Für eine notwendige Treppe ist jedoch ein notweniger Treppenraum erforderlich, es sei den es handelt sich um 1. ....; 2. ....; "3. eine Außentreppe, wenn ihre Nutzung ausreichend sicher ist und im Brandfall nicht gefährdet werden kann."

Was "im Brandfall nicht gefährdet werden kann" in Sachsen bedeutet -> siehe der Post davor.


Die Handlungsempfehlung aus NRW macht meiner Meinung nach viel Sinn und kann ggf. zur Abweichungsbegründung herangezogen werden, aber sofern diese nicht auch in Sachsen so veröffentlicht ist, hat die keine Bindung (die SIe als Empfehlung ja auch nur bedingt hat).

Beste Grüße

PS.: wollte damit auch nur sagen, dass die ANtwort auf die ursprünglich gestellte Frage auch Bundesland abhängig ist und dann ggf. zusätzlich von den Bedingungen vor Ort.
Pauschal zu sagen Fenster müssen BS-Verglasung haben aber nicht richtig ist, wie man am Beispiel NRW sehen kann.

clammer
Beiträge: 608
Registriert: Di 29.07.2003 16:39

Re: Brandschutzverglasung bei Nachrüstung Außentreppe?

Beitragvon clammer » Fr 19.05.2023 13:43

und im Brandfall nicht gefährdet werden kann.
stellt das Schutzziel dar und ist ein unbestimmter Rechtsbegriff; in den Bauordnungen finden sich dazu keine materiellen Anforderungen.
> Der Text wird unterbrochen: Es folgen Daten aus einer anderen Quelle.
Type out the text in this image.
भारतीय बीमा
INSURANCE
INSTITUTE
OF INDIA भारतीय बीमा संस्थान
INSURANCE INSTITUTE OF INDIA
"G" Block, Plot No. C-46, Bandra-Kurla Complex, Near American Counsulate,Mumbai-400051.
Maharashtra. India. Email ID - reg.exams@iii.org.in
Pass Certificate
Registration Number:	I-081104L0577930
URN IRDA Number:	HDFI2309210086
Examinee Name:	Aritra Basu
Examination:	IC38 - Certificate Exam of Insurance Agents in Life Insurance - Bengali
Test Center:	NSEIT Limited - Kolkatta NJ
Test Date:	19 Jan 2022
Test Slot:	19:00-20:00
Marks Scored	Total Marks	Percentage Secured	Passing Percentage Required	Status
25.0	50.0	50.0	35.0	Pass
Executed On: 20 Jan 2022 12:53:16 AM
Insofern kann man davon auch nicht abweichen.
Daher ist im Genehmigungsverfahren der Nachweis zu führen, dass das Schutzziel eingehalten ist.
Die Ausführungen aus NRW stellen "nur" klar, dass im Falle des zweiten Rettungsweges für die Erreichung des Schutzzieles "weniger Aufwand" getrieben werden musss.